Romancier, poète, militant politique, c’est toutefois comme journaliste qu’Aragon se présente socialement, et qu’il publie ses premiers écrits. Ancien combattant de 14-18, où il a vécu comme médecin auxiliaire l’horreur des combats, écoeuré par «
l’abominable vénalité de la presse » décriée par
l’Humanité ou
le Canard enchainé, il rédige ses premiers articles dans les pages de revues littéraires, après sa rencontre avec
André Breton en 1917, et s’inscrit dans le sillage du mouvement dada puis au début du mouvement surréaliste, écrivant dans
la Révolution surréaliste ou dans
Clarté. Le jeune homme, féru de poésie, devenu étudiant en médecine succombe en effet à l’ivresse de l’écriture et devient un des animateurs les plus en vue du
mouvement surréaliste. Sa fascination pour
la vision politique révolutionnaire du surréalisme l’amènera à proposer ses jeunes talents de publicistes à
L’Humanité, le journal du Parti Communiste, qui représente pour lui le renouveau politique. Aragon le tient surtout pour le seul journal capable d’informer ces milieux populaires qu’il idéalise et qu’il cherche à rejoindre, objet militant à l’abri des collusions avec le pouvoir et d’une professionnalisation du métier de journaliste qu’il présente comme une
insupportable compromission : « Quand je dis
journaliste je dis toujours
salaud. Prenez-en pour votre grade à
L’Intran, à
Comœdia, à
L’Œuvre, aux
Nouvelles Littéraires, etc., cons, canailles, fientes, cochons.

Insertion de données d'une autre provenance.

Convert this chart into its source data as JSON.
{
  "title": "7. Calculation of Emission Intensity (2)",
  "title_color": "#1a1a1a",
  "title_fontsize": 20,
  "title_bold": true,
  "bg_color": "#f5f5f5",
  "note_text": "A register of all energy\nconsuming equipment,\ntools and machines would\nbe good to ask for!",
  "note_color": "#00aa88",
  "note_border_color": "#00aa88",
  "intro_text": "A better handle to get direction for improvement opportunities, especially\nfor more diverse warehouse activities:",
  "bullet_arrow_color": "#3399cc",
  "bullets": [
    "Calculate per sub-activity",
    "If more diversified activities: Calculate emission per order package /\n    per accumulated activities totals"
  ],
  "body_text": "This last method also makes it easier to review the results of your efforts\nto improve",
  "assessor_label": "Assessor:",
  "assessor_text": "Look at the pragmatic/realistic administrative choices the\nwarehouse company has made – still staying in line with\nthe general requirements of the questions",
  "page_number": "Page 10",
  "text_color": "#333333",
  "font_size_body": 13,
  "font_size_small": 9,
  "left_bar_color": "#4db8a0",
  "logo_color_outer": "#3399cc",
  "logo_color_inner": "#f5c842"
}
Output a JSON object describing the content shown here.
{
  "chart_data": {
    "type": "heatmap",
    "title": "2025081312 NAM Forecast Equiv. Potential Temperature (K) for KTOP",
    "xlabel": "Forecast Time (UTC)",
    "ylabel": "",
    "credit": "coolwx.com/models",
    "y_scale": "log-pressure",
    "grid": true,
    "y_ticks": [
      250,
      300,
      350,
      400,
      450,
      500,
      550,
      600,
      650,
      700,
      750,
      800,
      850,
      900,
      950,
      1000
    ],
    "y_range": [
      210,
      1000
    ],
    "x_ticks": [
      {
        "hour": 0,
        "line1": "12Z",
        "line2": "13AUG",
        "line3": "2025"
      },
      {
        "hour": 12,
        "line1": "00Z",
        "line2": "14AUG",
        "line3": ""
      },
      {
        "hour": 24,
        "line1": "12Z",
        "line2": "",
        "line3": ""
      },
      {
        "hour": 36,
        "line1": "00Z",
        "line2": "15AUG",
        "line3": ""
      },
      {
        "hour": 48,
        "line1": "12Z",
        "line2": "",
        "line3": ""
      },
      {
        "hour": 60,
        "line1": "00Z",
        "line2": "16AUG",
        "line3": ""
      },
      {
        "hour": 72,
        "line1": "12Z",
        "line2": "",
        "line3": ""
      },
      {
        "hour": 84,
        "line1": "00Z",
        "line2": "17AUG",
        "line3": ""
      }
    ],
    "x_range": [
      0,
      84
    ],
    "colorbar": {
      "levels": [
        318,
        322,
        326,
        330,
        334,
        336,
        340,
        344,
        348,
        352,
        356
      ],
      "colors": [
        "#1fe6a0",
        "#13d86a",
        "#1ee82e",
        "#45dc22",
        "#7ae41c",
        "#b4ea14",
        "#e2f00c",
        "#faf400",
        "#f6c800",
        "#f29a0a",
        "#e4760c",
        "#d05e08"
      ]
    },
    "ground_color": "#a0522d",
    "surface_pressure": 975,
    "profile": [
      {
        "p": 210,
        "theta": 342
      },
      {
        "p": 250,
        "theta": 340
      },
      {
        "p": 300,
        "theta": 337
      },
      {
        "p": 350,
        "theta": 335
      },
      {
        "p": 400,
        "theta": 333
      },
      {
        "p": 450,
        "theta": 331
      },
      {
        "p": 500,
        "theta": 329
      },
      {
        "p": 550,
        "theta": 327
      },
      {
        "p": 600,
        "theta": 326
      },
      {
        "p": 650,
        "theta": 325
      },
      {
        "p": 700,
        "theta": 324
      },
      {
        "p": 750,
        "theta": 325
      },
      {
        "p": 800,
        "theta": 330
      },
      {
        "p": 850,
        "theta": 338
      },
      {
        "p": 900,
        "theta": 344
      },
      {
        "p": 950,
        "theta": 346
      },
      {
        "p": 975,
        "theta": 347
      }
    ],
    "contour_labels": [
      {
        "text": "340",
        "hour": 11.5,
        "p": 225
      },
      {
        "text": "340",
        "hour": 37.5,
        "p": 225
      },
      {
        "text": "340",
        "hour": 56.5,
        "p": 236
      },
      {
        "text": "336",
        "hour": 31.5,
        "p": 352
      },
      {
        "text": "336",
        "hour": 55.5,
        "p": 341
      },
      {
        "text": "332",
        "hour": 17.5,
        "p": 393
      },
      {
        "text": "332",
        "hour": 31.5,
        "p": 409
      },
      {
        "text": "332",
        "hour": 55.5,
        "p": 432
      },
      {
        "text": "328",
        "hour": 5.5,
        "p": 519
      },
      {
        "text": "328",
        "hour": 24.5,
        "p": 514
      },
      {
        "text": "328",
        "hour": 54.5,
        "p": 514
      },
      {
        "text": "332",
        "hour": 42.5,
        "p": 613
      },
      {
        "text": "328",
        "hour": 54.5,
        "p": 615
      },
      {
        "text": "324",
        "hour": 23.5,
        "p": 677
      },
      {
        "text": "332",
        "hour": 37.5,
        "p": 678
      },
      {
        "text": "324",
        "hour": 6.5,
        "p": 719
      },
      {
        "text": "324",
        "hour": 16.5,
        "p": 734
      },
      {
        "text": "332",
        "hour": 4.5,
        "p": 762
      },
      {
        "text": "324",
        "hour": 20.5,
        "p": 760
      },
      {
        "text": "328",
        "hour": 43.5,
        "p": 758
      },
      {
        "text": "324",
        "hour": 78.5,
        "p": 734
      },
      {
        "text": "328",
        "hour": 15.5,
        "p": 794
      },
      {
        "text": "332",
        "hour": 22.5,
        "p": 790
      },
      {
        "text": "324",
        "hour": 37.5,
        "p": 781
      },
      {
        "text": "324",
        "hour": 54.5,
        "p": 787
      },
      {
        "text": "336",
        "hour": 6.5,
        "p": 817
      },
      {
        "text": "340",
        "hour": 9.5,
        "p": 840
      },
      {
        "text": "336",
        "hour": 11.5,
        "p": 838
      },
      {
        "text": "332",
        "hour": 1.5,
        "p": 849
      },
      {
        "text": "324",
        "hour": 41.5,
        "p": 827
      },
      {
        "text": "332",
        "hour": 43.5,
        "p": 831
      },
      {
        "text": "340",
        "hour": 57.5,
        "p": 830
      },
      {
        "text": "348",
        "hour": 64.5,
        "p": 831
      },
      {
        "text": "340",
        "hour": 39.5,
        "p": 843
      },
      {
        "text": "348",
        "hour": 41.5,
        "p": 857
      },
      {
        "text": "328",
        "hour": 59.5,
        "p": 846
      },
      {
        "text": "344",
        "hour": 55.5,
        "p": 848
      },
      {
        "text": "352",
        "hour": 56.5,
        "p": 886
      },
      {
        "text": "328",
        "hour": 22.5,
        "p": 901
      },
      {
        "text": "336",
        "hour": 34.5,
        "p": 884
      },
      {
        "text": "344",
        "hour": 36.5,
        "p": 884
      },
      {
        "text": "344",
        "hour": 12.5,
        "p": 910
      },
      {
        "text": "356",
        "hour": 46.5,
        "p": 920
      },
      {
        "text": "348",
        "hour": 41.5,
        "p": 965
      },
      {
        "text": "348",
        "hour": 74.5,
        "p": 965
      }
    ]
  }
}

Il n’y a pas d’exceptions pour celui-ci, ni pour cet autre : punaises glabres et poux barbus, vous ne vous terrerez pas impunément dans les revues, les publications équivoques. Tout cela sent. L’encre. Blatte écrasée. L’ordure. À mort vous tous, qui vivez de la vie des autres, de ce qu’ils aiment et de leur ennui. À mort ceux dont la main est percée d’une plume, à mort ceux qui paraphrasent ce que je dis.
Les responsables du journal sont loin d’être convaincus par le style de dandy d’Aragon, bien flamboyant pour l’austère journal ouvriériste qu’est devenu L’Humanité au milieu des années 1920, après la « bolchevisation » du parti.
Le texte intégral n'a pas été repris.